Generally speaking, reinforcement learning can be viewed as an application of machine learning to the problem of optimal control. In the case of trading, the control parameters would include the time of trade and whether to buy or sell. Training complex models end to end for both prediction and control at the same time results in a high degree of intelligence and adaptive behavior, one which can challenge human-level abilities at times.
The algorithm starts by simulating or performing trades in a paper trading environment in order to learn by practicing and to improve itself over time by viewing positive returns as a reward function. Once trained, these trading bots can follow the reinforcement learning algorithm to do real trades in the market and to generate superior returns.

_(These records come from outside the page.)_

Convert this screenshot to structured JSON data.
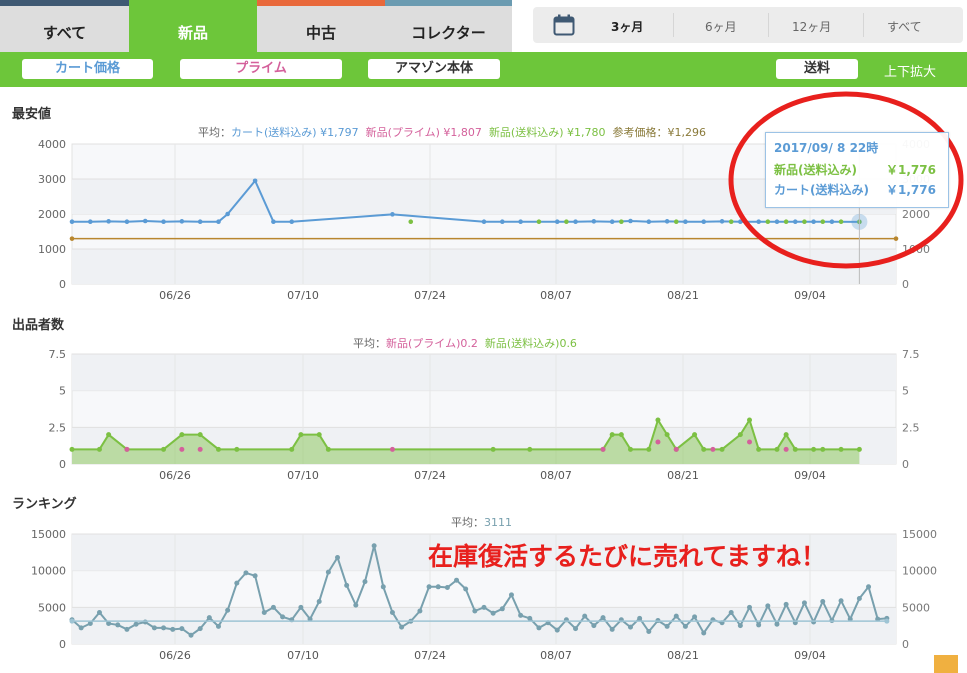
{
  "tabs": [
    {
      "label": "すべて",
      "color": "#3f5973",
      "active": false
    },
    {
      "label": "新品",
      "color": "#6dc63a",
      "active": true
    },
    {
      "label": "中古",
      "color": "#e8683b",
      "active": false
    },
    {
      "label": "コレクター",
      "color": "#6b9bb1",
      "active": false
    }
  ],
  "range": {
    "options": [
      "3ヶ月",
      "6ヶ月",
      "12ヶ月",
      "すべて"
    ],
    "selected": "3ヶ月",
    "icon": "calendar-icon"
  },
  "toolbar": {
    "cart_price": "カート価格",
    "prime": "プライム",
    "amazon": "アマゾン本体",
    "shipping": "送料",
    "zoom": "上下拡大"
  },
  "price_chart": {
    "title": "最安値",
    "avg_prefix": "平均：",
    "avg_items": [
      {
        "label": "カート(送料込み) ¥1,797",
        "color": "#5b9bd5"
      },
      {
        "label": "新品(プライム) ¥1,807",
        "color": "#d4609b"
      },
      {
        "label": "新品(送料込み) ¥1,780",
        "color": "#7cc043"
      },
      {
        "label": "参考価格：¥1,296",
        "color": "#8a7a3a"
      }
    ]
  },
  "tooltip": {
    "date": "2017/09/ 8 22時",
    "row1_label": "新品(送料込み)",
    "row1_value": "￥1,776",
    "row2_label": "カート(送料込み)",
    "row2_value": "￥1,776"
  },
  "offers_chart": {
    "title": "出品者数",
    "avg_prefix": "平均：",
    "avg_items": [
      {
        "label": "新品(プライム)0.2",
        "color": "#d4609b"
      },
      {
        "label": "新品(送料込み)0.6",
        "color": "#7cc043"
      }
    ]
  },
  "rank_chart": {
    "title": "ランキング",
    "avg_prefix": "平均：",
    "avg_value": "3111"
  },
  "annotation": "在庫復活するたびに売れてますね！",
  "chart_data": [
    {
      "type": "line",
      "title": "最安値",
      "x_ticks": [
        "06/26",
        "07/10",
        "07/24",
        "08/07",
        "08/21",
        "09/04"
      ],
      "ylim": [
        0,
        4000
      ],
      "y_ticks": [
        0,
        1000,
        2000,
        3000,
        4000
      ],
      "grid": true,
      "series": [
        {
          "name": "カート(送料込み)",
          "color": "#5b9bd5",
          "points": [
            [
              0,
              1780
            ],
            [
              2,
              1780
            ],
            [
              4,
              1790
            ],
            [
              6,
              1780
            ],
            [
              8,
              1800
            ],
            [
              10,
              1780
            ],
            [
              12,
              1790
            ],
            [
              14,
              1780
            ],
            [
              16,
              1780
            ],
            [
              17,
              2000
            ],
            [
              20,
              2950
            ],
            [
              22,
              1780
            ],
            [
              24,
              1780
            ],
            [
              35,
              1990
            ],
            [
              45,
              1780
            ],
            [
              47,
              1780
            ],
            [
              49,
              1780
            ],
            [
              53,
              1780
            ],
            [
              55,
              1780
            ],
            [
              57,
              1790
            ],
            [
              59,
              1780
            ],
            [
              61,
              1800
            ],
            [
              63,
              1780
            ],
            [
              65,
              1790
            ],
            [
              67,
              1780
            ],
            [
              69,
              1780
            ],
            [
              71,
              1790
            ],
            [
              73,
              1780
            ],
            [
              75,
              1780
            ],
            [
              77,
              1780
            ],
            [
              79,
              1780
            ],
            [
              81,
              1780
            ],
            [
              83,
              1780
            ],
            [
              86,
              1776
            ]
          ]
        },
        {
          "name": "新品(送料込み)",
          "color": "#7cc043",
          "points": [
            [
              37,
              1780
            ],
            [
              51,
              1780
            ],
            [
              54,
              1780
            ],
            [
              60,
              1780
            ],
            [
              66,
              1780
            ],
            [
              72,
              1780
            ],
            [
              76,
              1780
            ],
            [
              78,
              1780
            ],
            [
              80,
              1780
            ],
            [
              82,
              1780
            ],
            [
              84,
              1780
            ],
            [
              86,
              1776
            ]
          ]
        },
        {
          "name": "参考価格",
          "color": "#b8862e",
          "points": [
            [
              0,
              1296
            ],
            [
              90,
              1296
            ]
          ]
        }
      ]
    },
    {
      "type": "area",
      "title": "出品者数",
      "x_ticks": [
        "06/26",
        "07/10",
        "07/24",
        "08/07",
        "08/21",
        "09/04"
      ],
      "ylim": [
        0,
        7.5
      ],
      "y_ticks": [
        0,
        2.5,
        5,
        7.5
      ],
      "grid": true,
      "series": [
        {
          "name": "新品(送料込み)",
          "color": "#7cc043",
          "points": [
            [
              0,
              1
            ],
            [
              3,
              1
            ],
            [
              4,
              2
            ],
            [
              6,
              1
            ],
            [
              10,
              1
            ],
            [
              12,
              2
            ],
            [
              14,
              2
            ],
            [
              16,
              1
            ],
            [
              18,
              1
            ],
            [
              24,
              1
            ],
            [
              25,
              2
            ],
            [
              27,
              2
            ],
            [
              28,
              1
            ],
            [
              46,
              1
            ],
            [
              50,
              1
            ],
            [
              58,
              1
            ],
            [
              59,
              2
            ],
            [
              60,
              2
            ],
            [
              61,
              1
            ],
            [
              63,
              1
            ],
            [
              64,
              3
            ],
            [
              65,
              2
            ],
            [
              66,
              1
            ],
            [
              68,
              2
            ],
            [
              69,
              1
            ],
            [
              71,
              1
            ],
            [
              73,
              2
            ],
            [
              74,
              3
            ],
            [
              75,
              1
            ],
            [
              77,
              1
            ],
            [
              78,
              2
            ],
            [
              79,
              1
            ],
            [
              81,
              1
            ],
            [
              82,
              1
            ],
            [
              84,
              1
            ],
            [
              86,
              1
            ]
          ]
        },
        {
          "name": "新品(プライム)",
          "color": "#d4609b",
          "points": [
            [
              6,
              1
            ],
            [
              12,
              1
            ],
            [
              14,
              1
            ],
            [
              35,
              1
            ],
            [
              58,
              1
            ],
            [
              64,
              1.5
            ],
            [
              66,
              1
            ],
            [
              70,
              1
            ],
            [
              74,
              1.5
            ],
            [
              78,
              1
            ]
          ]
        }
      ]
    },
    {
      "type": "line",
      "title": "ランキング",
      "x_ticks": [
        "06/26",
        "07/10",
        "07/24",
        "08/07",
        "08/21",
        "09/04"
      ],
      "ylim": [
        0,
        15000
      ],
      "y_ticks": [
        0,
        5000,
        10000,
        15000
      ],
      "grid": true,
      "average": 3111,
      "series": [
        {
          "name": "ランキング",
          "color": "#78a0ae",
          "points": [
            [
              0,
              3300
            ],
            [
              1,
              2200
            ],
            [
              2,
              2800
            ],
            [
              3,
              4300
            ],
            [
              4,
              2800
            ],
            [
              5,
              2600
            ],
            [
              6,
              2000
            ],
            [
              7,
              2700
            ],
            [
              8,
              3000
            ],
            [
              9,
              2200
            ],
            [
              10,
              2200
            ],
            [
              11,
              2000
            ],
            [
              12,
              2100
            ],
            [
              13,
              1200
            ],
            [
              14,
              2100
            ],
            [
              15,
              3600
            ],
            [
              16,
              2400
            ],
            [
              17,
              4600
            ],
            [
              18,
              8300
            ],
            [
              19,
              9700
            ],
            [
              20,
              9300
            ],
            [
              21,
              4300
            ],
            [
              22,
              5000
            ],
            [
              23,
              3700
            ],
            [
              24,
              3300
            ],
            [
              25,
              5000
            ],
            [
              26,
              3400
            ],
            [
              27,
              5800
            ],
            [
              28,
              9800
            ],
            [
              29,
              11800
            ],
            [
              30,
              8000
            ],
            [
              31,
              5300
            ],
            [
              32,
              8500
            ],
            [
              33,
              13400
            ],
            [
              34,
              7800
            ],
            [
              35,
              4300
            ],
            [
              36,
              2300
            ],
            [
              37,
              3100
            ],
            [
              38,
              4500
            ],
            [
              39,
              7800
            ],
            [
              40,
              7800
            ],
            [
              41,
              7700
            ],
            [
              42,
              8700
            ],
            [
              43,
              7500
            ],
            [
              44,
              4500
            ],
            [
              45,
              5000
            ],
            [
              46,
              4200
            ],
            [
              47,
              4800
            ],
            [
              48,
              6700
            ],
            [
              49,
              3900
            ],
            [
              50,
              3500
            ],
            [
              51,
              2200
            ],
            [
              52,
              2900
            ],
            [
              53,
              1900
            ],
            [
              54,
              3300
            ],
            [
              55,
              2100
            ],
            [
              56,
              3800
            ],
            [
              57,
              2500
            ],
            [
              58,
              3600
            ],
            [
              59,
              2000
            ],
            [
              60,
              3300
            ],
            [
              61,
              2300
            ],
            [
              62,
              3500
            ],
            [
              63,
              1700
            ],
            [
              64,
              3200
            ],
            [
              65,
              2400
            ],
            [
              66,
              3800
            ],
            [
              67,
              2400
            ],
            [
              68,
              3700
            ],
            [
              69,
              1500
            ],
            [
              70,
              3300
            ],
            [
              71,
              2900
            ],
            [
              72,
              4300
            ],
            [
              73,
              2500
            ],
            [
              74,
              5000
            ],
            [
              75,
              2600
            ],
            [
              76,
              5200
            ],
            [
              77,
              2700
            ],
            [
              78,
              5400
            ],
            [
              79,
              2900
            ],
            [
              80,
              5600
            ],
            [
              81,
              3000
            ],
            [
              82,
              5800
            ],
            [
              83,
              3200
            ],
            [
              84,
              5900
            ],
            [
              85,
              3400
            ],
            [
              86,
              6200
            ],
            [
              87,
              7800
            ],
            [
              88,
              3400
            ],
            [
              89,
              3500
            ]
          ]
        },
        {
          "name": "平均",
          "color": "#9ec4d4",
          "points": [
            [
              0,
              3111
            ],
            [
              89,
              3111
            ]
          ]
        }
      ]
    }
  ]
}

- Analyzing Market Sentiment Through News
As per the stock prices and the market news or other text based information such as quarterly earnings calls often produce large movements in prices. To reduce the latency in time between the emergence of this information and the ability to act on it, machine learning comes in handy. It helps in translating between the unstructured form of human language to quantitative information, which can be fed into a model which may in turn govern automated strategies to take advantage.

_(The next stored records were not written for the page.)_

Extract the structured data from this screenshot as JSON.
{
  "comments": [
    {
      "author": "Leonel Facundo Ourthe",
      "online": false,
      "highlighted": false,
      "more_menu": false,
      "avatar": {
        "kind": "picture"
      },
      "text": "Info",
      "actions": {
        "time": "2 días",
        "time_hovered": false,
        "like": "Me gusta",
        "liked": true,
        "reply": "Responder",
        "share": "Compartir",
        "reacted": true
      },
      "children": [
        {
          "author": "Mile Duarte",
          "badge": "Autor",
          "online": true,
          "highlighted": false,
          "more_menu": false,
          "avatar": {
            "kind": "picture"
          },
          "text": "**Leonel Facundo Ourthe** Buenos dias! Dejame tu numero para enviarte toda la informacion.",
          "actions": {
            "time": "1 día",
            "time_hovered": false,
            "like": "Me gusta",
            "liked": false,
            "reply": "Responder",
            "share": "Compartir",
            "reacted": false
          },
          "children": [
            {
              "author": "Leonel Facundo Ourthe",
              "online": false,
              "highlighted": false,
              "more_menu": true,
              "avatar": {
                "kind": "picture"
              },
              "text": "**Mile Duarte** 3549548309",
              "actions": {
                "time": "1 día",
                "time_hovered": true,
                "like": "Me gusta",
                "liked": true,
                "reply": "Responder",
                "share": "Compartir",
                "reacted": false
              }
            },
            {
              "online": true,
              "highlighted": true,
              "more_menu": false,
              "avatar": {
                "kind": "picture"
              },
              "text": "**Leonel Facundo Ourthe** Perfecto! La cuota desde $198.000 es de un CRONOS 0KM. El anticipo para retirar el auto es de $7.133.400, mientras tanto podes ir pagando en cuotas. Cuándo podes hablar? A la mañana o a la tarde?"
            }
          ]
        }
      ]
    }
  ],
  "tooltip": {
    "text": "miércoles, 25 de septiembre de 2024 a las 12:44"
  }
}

The process of computationally identifying and categorizing whether opinions expressed in a piece of text is positive, negative, or neutral. This is typically done using Natural Language Processing or NLP, a subset of machine learning.
Categories may be expanded into further nuanced ranges which can then be quantitatively estimated using regression (if a continuous range) or classification if discrete levels ranging between -1.0 to 1.0 with 0.0 meaning a neutral sentiment.
Analyzing news in this manner, especially across multiple sources can then allow the savvy trader (or rather, the automated strategies built by them) to profit off the timely recognition of market sentiment.
- Portfolio Optimization
Most asset managers (including yourself if you own more than a single stock in your portfolio) are in the business of maximizing returns on the portfolio while minimizing risk or at least keeping risk within the bounds which might have been set. Typically this is done using Modern Portfolio Theory or MPT along with the ratio of expected return divided by risk which is called the Sharpe ratio.
There are various tools and methods to optimize portfolios that let you maximize the Sharpe ratio and minimize the volatility within the portfolio. However, using machine learning methods can lead to better results.
For example, assets can be grouped based on profitability using clustering or autoencoders, which are machine learning techniques. Also, traditional methods typically use information from the past and do not try to predict future changes in profitability using market movements. This can be done more effectively with machine learning techniques such as Bayesian learning. Or, we can combine both aspects – prediction and optimization – using deep learning.
- Volatility Clustering
As volatility is not observed directly, it needs to be inferred from price and tick data. These inferred models can vastly improve with the use of machine learning.
One example of this is given by a paper by Artur Sepp in 2018 where he created 40 different volatility models and applied supervised machine learning to analyze the predictions of the real time series data. Finally, he applied reinforcement learning to dynamically select the best model out of the 40 candidates with respect to predictive ability.
Other approaches to volatility clustering include unsupervised learning (see Figure 2), neural nets and evolutionary algorithms.
The advent of technology has brought not just higher speeds in trading, often necessitating automation of what were previously human-based financial and trading strategies. It is also showing that to be competitive and hence, more profitable, sophisticated systems which delegate analysis, decision-making and execution based on machine learning are essential.